Pemandangan pantai bisa di saksikan Lewat bungalow ini, deburan ombak bahkan masih cukup terdengar kuat dari tempat ini, lumayan memanjakan mata.
"Selamat siang pak, perkenalkan saya Tanisha dari kota, saya ingin bertemu dengan pemilik bungalow ini?" Ucapnya dengan ramah kepada penjaga bungalow tersebut, pria setengah abad bertubuh jangkung dan bisa terbilang sangat kurus.
"Maaf nona pemilik mana yang anda maksud?" Ucap pria tersebut.
"Pemilik bungalow ini, namanya Gavin??"
"Owh Gavin, saya mohon maaf Gavin sudah tidak tinggal di sini lagi nona, dia sudah menjual bungalow ini kepada investor pariwisata disini nona"
"Investor pariwisata? Siapa?"
"Sekarang bungalow ini sudah resmi menjadi milik perusahaan Dravinda Corp nona" tegasnya, mata gadis itu langsung terbuka lebar lebar mendengar pernyataan tersebut.

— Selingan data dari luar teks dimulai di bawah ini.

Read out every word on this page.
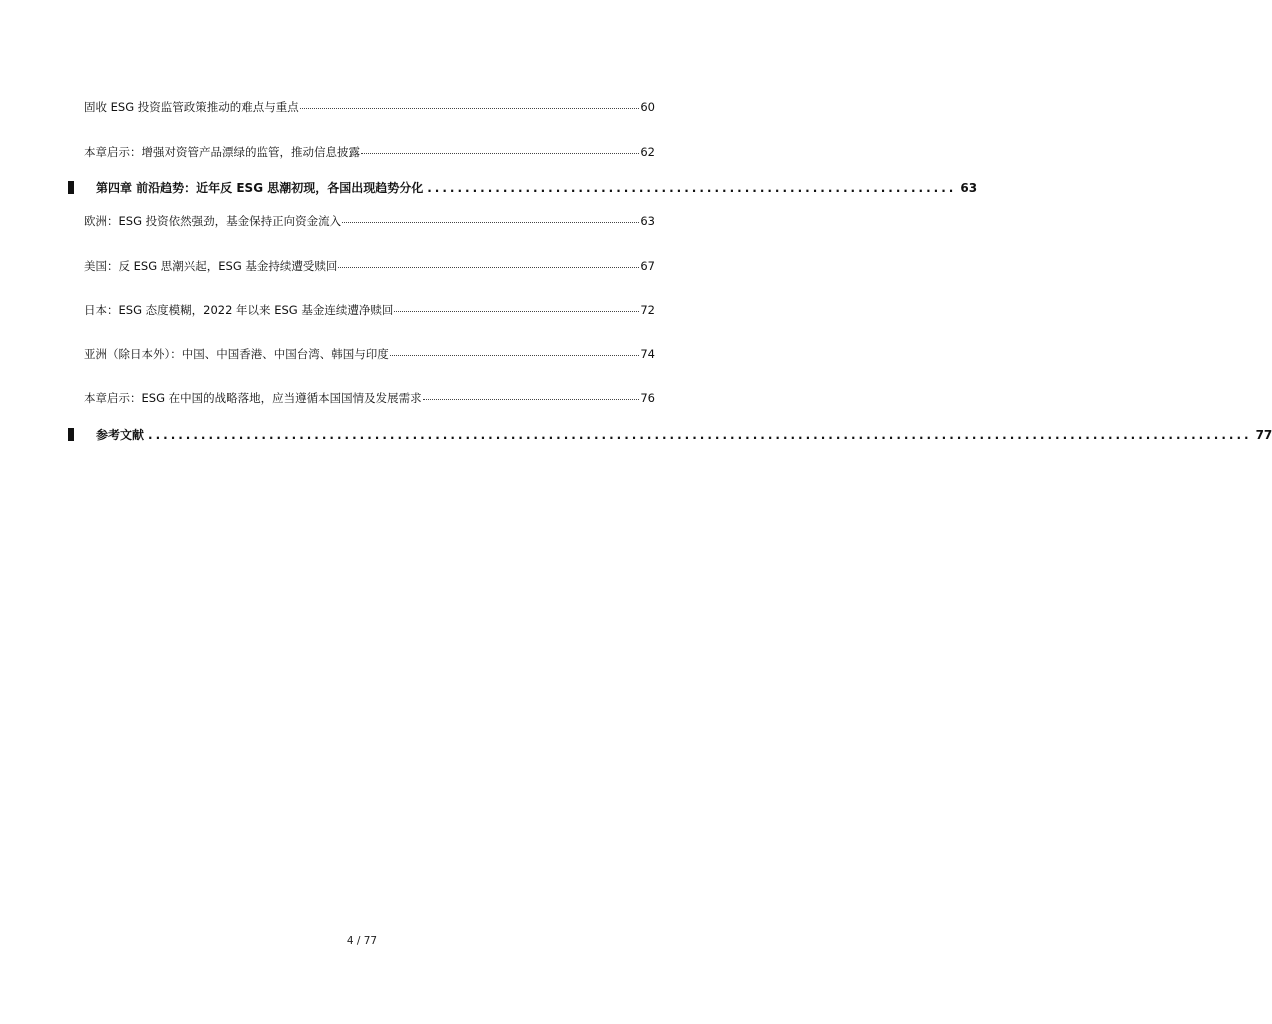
固收 ESG 投资监管政策推动的难点与重点	60
本章启示：增强对资管产品漂绿的监管，推动信息披露	62
第四章 前沿趋势：近年反 ESG 思潮初现，各国出现趋势分化 ...................................................................... 63
欧洲：ESG 投资依然强劲，基金保持正向资金流入	63
美国：反 ESG 思潮兴起，ESG 基金持续遭受赎回	67
日本：ESG 态度模糊，2022 年以来 ESG 基金连续遭净赎回	72
亚洲（除日本外）：中国、中国香港、中国台湾、韩国与印度	74
本章启示：ESG 在中国的战略落地，应当遵循本国国情及发展需求	76
参考文献 .................................................................................................................................................. 77
4 / 77
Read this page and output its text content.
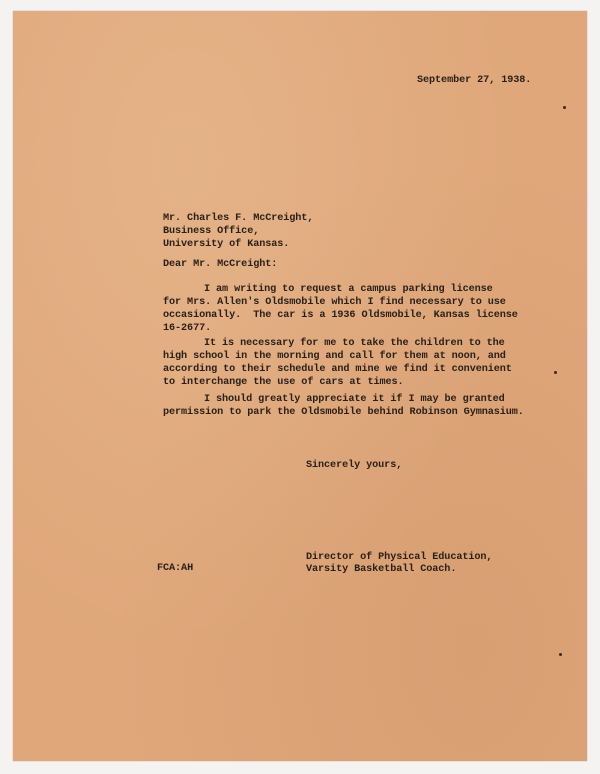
September 27, 1938.
Mr. Charles F. McCreight,
Business Office,
University of Kansas.
Dear Mr. McCreight:
I am writing to request a campus parking license
for Mrs. Allen's Oldsmobile which I find necessary to use
occasionally.  The car is a 1936 Oldsmobile, Kansas license
16-2677.
It is necessary for me to take the children to the
high school in the morning and call for them at noon, and
according to their schedule and mine we find it convenient
to interchange the use of cars at times.
I should greatly appreciate it if I may be granted
permission to park the Oldsmobile behind Robinson Gymnasium.
Sincerely yours,
Director of Physical Education,
Varsity Basketball Coach.
FCA:AH
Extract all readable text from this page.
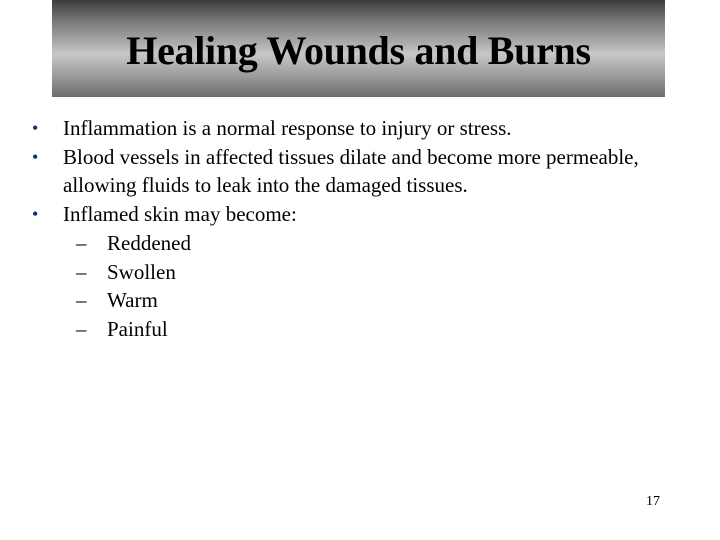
Healing Wounds and Burns
• Inflammation is a normal response to injury or stress.
• Blood vessels in affected tissues dilate and become more permeable, allowing fluids to leak into the damaged tissues.
• Inflamed skin may become:
– Reddened
– Swollen
– Warm
– Painful
17
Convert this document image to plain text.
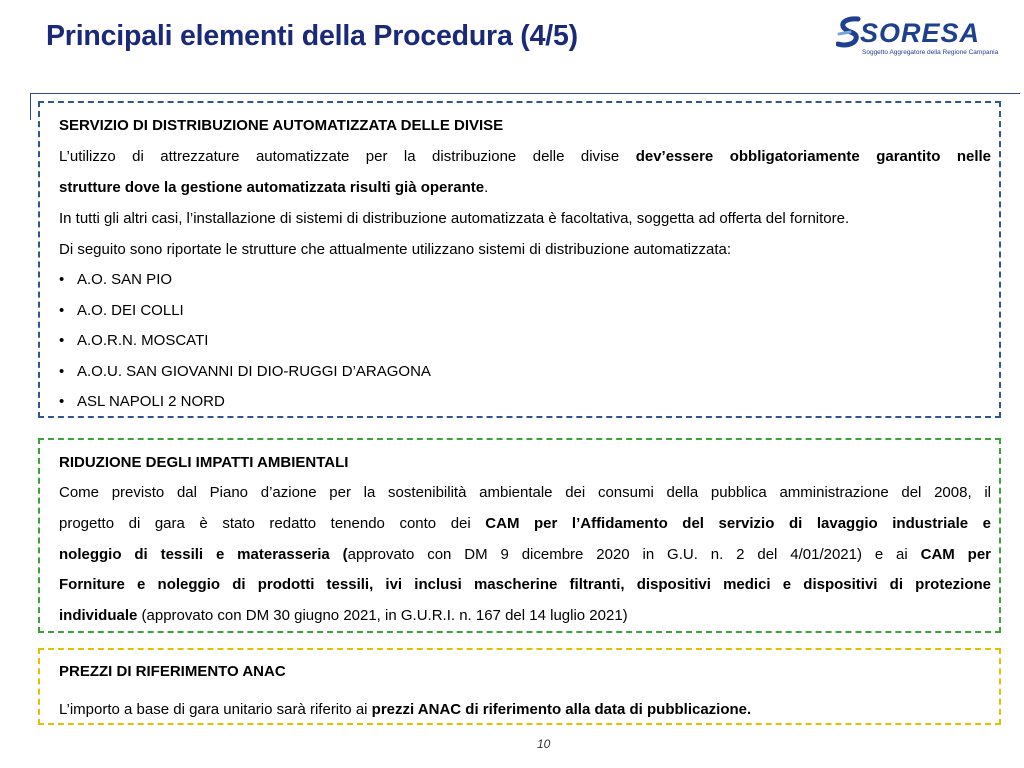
Principali elementi della Procedura (4/5)	SORESA
Soggetto Aggregatore della Regione Campania
SERVIZIO DI DISTRIBUZIONE AUTOMATIZZATA DELLE DIVISE
L’utilizzo di attrezzature automatizzate per la distribuzione delle divise dev’essere obbligatoriamente garantito nelle
strutture dove la gestione automatizzata risulti già operante.
In tutti gli altri casi, l’installazione di sistemi di distribuzione automatizzata è facoltativa, soggetta ad offerta del fornitore.
Di seguito sono riportate le strutture che attualmente utilizzano sistemi di distribuzione automatizzata:
• A.O. SAN PIO
• A.O. DEI COLLI
• A.O.R.N. MOSCATI
• A.O.U. SAN GIOVANNI DI DIO-RUGGI D’ARAGONA
• ASL NAPOLI 2 NORD
RIDUZIONE DEGLI IMPATTI AMBIENTALI
Come previsto dal Piano d’azione per la sostenibilità ambientale dei consumi della pubblica amministrazione del 2008, il
progetto di gara è stato redatto tenendo conto dei CAM per l’Affidamento del servizio di lavaggio industriale e
noleggio di tessili e materasseria (approvato con DM 9 dicembre 2020 in G.U. n. 2 del 4/01/2021) e ai CAM per
Forniture e noleggio di prodotti tessili, ivi inclusi mascherine filtranti, dispositivi medici e dispositivi di protezione
individuale (approvato con DM 30 giugno 2021, in G.U.R.I. n. 167 del 14 luglio 2021)
PREZZI DI RIFERIMENTO ANAC
L’importo a base di gara unitario sarà riferito ai prezzi ANAC di riferimento alla data di pubblicazione.
10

"Apa maksud anda Vindra Dravinda?"
Tanya sang nona kemudian dengan nada sedikit ragu ragu, dan rasa tidak percaya nya, sejak kapan Dravinda Corp membeli bungalow ini? Dan menjadi investor untuk pariwisata yang ada di tempat ini? Tanda tanya cukup banyak menghuni benak sang nona saat ini.

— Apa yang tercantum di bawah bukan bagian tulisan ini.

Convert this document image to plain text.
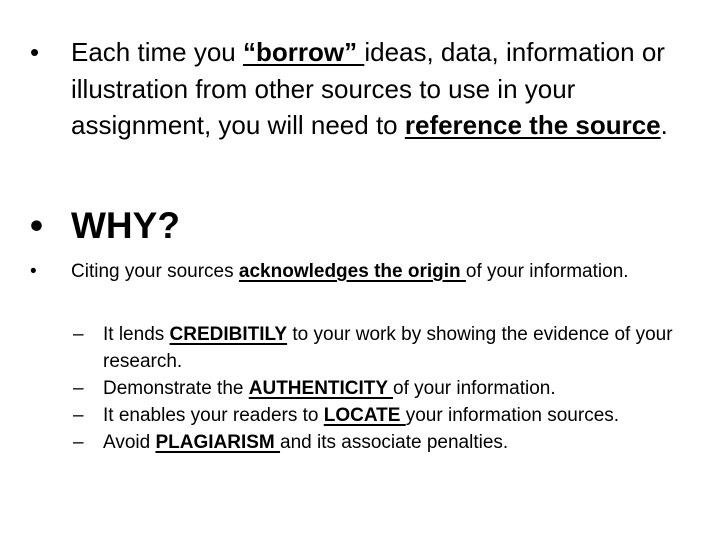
• Each time you “borrow” ideas, data, information or illustration from other sources to use in your assignment, you will need to reference the source.
• WHY?
• Citing your sources acknowledges the origin of your information.
– It lends CREDIBITILY to your work by showing the evidence of your research.
– Demonstrate the AUTHENTICITY of your information.
– It enables your readers to LOCATE your information sources.
– Avoid PLAGIARISM and its associate penalties.
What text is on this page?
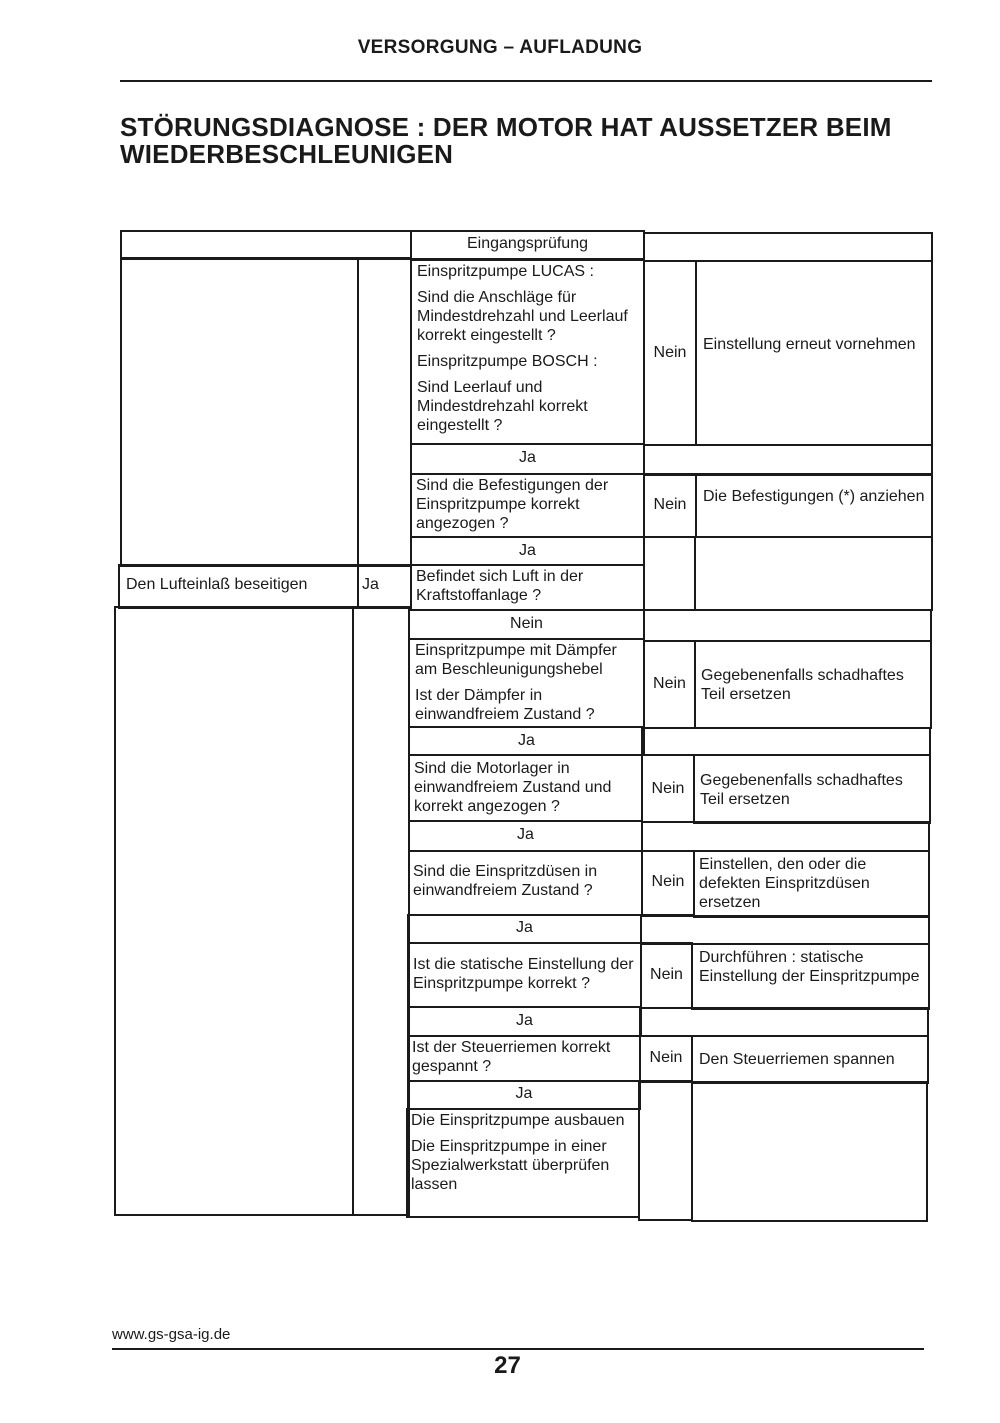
VERSORGUNG – AUFLADUNG
STÖRUNGSDIAGNOSE : DER MOTOR HAT AUSSETZER BEIM
WIEDERBESCHLEUNIGEN
Eingangsprüfung

Einspritzpumpe LUCAS :

Sind die Anschläge für Mindestdrehzahl und Leerlauf korrekt eingestellt ?

Einspritzpumpe BOSCH :

Sind Leerlauf und Mindestdrehzahl korrekt eingestellt ?

Nein	Einstellung erneut vornehmen
Ja
Sind die Befestigungen der Einspritzpumpe korrekt angezogen ?
Nein	Die Befestigungen (*) anziehen
Ja
Den Lufteinlaß beseitigen	Ja	Befindet sich Luft in der Kraftstoffanlage ?
Nein

Einspritzpumpe mit Dämpfer am Beschleunigungshebel

Ist der Dämpfer in einwandfreiem Zustand ?

Nein Gegebenenfalls schadhaftes Teil ersetzen
Ja
Sind die Motorlager in einwandfreiem Zustand und korrekt angezogen ?
Nein Gegebenenfalls schadhaftes Teil ersetzen
Ja
Sind die Einspritzdüsen in einwandfreiem Zustand ?
Nein
Einstellen, den oder die defekten Einspritzdüsen ersetzen
Ja
Ist die statische Einstellung der Einspritzpumpe korrekt ?
Nein
Durchführen : statische Einstellung der Einspritzpumpe
Ja
Ist der Steuerriemen korrekt gespannt ?
Nein	Den Steuerriemen spannen
Ja

Die Einspritzpumpe ausbauen

Die Einspritzpumpe in einer Spezialwerkstatt überprüfen lassen

www.gs-gsa-ig.de
27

"Iya, pak Vindra, anda benar beliau pemilik nya sekarang" tegas pria tersebut.
Sang nona kembali termangu, mata kebiruan nan indah itu nyaris keluar dari sarangnya, ampun deh sepertinya kemanapun sang nona pergi bayangan tuan muda Dravinda itu seperti mengikuti dirinya, apa ini hanya kebetulan semata?
"Lalu kemana Gavin sekarang apa bapak tau?" Tanya sang nona kemudian bersamaan dengan gurat mengusut nya.
"Sebentar saya tanya yang lebih senior dari saya dulu, ayo ikut dengan saya nona" ucap pria tersebut, tanpa curiga meski keheranan sang nona mengikuti langkah pria tersebut, dan sampai lah pada sebuah ruangan, di sana seorang perempuan paruh baya dan masih terlihat cukup cantik, gurat tegas dan mata protruding atau menonjol keluar yang cukup tajam sang nona sedikit bergidik ketika menatap nya.